Following OSHA’s publication of the 2017 beryllium rule, industry stakeholders raised concerns with several definitions within the rule, citing them as broad in nature. Concerns were also raised regarding the possibility of varying interpretations of these definitions, which may have led to unintended enforcement issues. In response to these criticisms, OSHA signed a settlement agreement in federal court on April 24, 2018, requiring the agency to issue clarifications to the rule. On Dec. 11, 2018, OSHA released a new proposed rule on beryllium to amend certain parts of the beryllium standard for general industry “to clarify or simplify certain provisions of the general standard.” While the rulemaking is pending, compliance with the proposed rule will be accepted as compliance with the standard.
The proposed final rule modifies several of the general industry standard’s definitions, along with the provisions for methods of compliance, personal protective clothing and equipment, hygiene areas and practices, housekeeping, medical surveillance, communications of hazards, and record keeping.
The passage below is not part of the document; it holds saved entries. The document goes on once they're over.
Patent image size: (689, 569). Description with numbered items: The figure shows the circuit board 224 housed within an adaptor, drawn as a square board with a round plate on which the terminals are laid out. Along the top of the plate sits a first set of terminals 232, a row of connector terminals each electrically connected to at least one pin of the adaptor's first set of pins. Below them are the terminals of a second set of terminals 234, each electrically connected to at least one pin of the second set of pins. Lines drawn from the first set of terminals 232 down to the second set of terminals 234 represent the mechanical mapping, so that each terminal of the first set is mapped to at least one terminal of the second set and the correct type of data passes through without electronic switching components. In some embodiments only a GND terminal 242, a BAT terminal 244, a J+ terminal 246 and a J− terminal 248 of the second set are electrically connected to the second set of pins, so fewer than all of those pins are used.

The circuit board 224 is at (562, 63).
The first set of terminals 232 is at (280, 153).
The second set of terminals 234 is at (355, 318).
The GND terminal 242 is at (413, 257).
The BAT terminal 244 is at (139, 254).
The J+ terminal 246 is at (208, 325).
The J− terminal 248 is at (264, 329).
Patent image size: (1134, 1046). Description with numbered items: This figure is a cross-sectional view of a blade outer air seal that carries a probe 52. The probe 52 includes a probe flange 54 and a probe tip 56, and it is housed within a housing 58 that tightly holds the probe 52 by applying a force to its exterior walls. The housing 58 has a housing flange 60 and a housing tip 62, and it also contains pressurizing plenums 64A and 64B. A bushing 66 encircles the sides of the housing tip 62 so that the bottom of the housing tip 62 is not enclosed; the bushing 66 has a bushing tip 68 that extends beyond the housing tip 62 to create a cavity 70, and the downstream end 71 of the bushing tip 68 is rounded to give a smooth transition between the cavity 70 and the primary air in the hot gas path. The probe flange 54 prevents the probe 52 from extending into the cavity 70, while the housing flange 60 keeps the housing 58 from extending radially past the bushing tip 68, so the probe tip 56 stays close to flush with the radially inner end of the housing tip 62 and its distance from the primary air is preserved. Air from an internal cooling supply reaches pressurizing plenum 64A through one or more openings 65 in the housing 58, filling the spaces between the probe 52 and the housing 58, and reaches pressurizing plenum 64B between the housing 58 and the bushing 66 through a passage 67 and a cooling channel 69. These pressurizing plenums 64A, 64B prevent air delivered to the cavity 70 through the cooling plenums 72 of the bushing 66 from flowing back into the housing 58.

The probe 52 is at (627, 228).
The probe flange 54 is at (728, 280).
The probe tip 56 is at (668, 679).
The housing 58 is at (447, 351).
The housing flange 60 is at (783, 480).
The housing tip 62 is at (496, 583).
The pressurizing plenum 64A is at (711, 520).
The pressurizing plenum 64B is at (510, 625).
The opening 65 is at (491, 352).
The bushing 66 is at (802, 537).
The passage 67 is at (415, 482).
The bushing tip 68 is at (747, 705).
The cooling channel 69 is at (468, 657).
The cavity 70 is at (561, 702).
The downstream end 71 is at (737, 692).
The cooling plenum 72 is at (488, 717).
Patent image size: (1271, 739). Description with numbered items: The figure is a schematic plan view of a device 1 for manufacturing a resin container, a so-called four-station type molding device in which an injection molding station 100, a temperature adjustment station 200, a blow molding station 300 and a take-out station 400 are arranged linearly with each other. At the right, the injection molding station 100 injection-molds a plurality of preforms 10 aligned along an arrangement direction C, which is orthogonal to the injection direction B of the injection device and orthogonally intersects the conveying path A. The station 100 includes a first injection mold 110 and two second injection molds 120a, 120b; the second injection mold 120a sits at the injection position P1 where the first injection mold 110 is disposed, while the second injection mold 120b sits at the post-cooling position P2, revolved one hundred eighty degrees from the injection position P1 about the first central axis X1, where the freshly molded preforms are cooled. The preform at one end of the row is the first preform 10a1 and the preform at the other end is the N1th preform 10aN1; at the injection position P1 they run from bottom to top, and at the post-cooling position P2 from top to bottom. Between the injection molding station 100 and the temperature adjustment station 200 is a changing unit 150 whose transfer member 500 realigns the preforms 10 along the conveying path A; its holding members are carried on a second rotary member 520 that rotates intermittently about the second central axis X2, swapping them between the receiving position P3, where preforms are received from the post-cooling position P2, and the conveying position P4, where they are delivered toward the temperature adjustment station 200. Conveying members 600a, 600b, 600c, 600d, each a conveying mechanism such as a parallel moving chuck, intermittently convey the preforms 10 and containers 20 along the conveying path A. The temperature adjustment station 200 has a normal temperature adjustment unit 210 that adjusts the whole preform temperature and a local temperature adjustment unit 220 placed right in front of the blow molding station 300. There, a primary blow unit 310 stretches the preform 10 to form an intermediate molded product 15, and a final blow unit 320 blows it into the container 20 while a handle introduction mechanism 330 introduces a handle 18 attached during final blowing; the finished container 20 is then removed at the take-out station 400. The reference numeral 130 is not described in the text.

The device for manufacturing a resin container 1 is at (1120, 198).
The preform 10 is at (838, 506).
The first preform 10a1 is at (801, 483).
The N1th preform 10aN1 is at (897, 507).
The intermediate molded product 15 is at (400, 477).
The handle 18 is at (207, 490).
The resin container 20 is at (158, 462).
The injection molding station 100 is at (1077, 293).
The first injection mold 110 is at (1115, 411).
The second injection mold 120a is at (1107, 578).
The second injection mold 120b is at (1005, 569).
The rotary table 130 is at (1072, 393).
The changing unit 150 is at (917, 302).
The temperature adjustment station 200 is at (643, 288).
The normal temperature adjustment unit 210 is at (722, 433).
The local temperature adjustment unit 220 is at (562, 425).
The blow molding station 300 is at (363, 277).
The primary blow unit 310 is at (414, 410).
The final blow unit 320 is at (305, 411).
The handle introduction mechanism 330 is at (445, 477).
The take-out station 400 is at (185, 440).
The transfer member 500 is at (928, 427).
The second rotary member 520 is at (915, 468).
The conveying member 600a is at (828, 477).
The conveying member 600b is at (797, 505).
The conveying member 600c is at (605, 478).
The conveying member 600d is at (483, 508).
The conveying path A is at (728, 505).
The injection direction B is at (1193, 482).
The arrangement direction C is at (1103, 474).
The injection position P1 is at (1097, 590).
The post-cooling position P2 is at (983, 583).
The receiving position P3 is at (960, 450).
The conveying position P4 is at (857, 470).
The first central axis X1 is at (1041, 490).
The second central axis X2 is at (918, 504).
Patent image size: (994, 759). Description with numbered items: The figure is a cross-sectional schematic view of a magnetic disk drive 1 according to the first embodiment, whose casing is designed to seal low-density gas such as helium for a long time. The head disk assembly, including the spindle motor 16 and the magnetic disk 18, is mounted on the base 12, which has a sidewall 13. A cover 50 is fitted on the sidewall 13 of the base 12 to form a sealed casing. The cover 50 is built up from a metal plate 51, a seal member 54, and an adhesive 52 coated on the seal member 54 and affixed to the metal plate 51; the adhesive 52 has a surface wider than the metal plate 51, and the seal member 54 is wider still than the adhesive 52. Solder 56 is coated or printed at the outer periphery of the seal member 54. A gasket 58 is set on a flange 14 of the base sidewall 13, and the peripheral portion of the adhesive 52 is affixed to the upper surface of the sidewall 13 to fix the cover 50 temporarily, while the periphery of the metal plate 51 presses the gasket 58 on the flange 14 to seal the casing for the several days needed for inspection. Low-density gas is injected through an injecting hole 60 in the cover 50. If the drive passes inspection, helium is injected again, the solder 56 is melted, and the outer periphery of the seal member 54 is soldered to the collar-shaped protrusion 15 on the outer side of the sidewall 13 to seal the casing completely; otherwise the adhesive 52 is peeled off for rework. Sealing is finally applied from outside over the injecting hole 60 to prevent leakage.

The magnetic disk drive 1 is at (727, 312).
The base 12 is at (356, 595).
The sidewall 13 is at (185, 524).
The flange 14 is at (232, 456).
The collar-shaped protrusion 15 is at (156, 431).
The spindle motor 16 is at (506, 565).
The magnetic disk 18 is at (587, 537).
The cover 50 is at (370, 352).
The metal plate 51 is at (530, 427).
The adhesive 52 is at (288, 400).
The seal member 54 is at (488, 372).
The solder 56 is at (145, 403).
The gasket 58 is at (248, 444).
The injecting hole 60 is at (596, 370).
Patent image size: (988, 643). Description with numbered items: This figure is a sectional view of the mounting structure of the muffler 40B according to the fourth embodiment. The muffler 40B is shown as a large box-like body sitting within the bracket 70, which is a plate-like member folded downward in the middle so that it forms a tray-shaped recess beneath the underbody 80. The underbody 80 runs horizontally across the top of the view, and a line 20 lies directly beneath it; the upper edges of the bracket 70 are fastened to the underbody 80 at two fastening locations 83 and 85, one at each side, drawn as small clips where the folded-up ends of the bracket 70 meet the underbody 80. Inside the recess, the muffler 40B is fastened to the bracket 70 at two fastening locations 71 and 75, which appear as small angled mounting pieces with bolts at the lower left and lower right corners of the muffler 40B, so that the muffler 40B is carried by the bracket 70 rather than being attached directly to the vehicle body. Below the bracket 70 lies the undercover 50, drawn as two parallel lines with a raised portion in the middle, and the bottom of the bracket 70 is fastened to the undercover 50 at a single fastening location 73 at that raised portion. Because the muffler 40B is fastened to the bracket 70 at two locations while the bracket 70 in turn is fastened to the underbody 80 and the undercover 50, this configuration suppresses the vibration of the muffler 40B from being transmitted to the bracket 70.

Per OSHA, “the proposed changes would maintain safety and health protections for workers and enhance worker protections overall by ensuring that the rule is well-understood, and compliance is more straightforward.”
OSHA Rescinds Change in Job Injury Reporting Requirements
On Jan. 25, OSHA rescinded an Obama-era requirement for establishments with 250 or more employees to electronically submit every year information from OSHA Form 300, an annual report of injury and illness cases, and Form 301, which requires a detailed report on each case. Employers are still required to electronically submit Form 300A, which summarizes the information from the other two forms, including the percentage of workers injured and the number of cases. While the rule, which took effect on Feb. 25, doesn’t require Forms 300 and 301 to be electronically submitted, these two forms, along with Form 300A must still be completed and available if requested by the agency.
The OSHA rule change has been met with mixed review. Those who support the change, including the U.S. Chamber of Commerce, argue that injury and illness cases are sensitive information, which should not be made public. Rep. Bobby Scott (D-VA), chairman of the House Education and Labor Committee, is opposed to the rule change because he believes it “shields employers from accountability for the health and safety of their employees.” Legal experts expect to be challenged in federal court. We will continue to track developments on the rescinded rule as it is phased in next month or in the event it meets a legal challenge.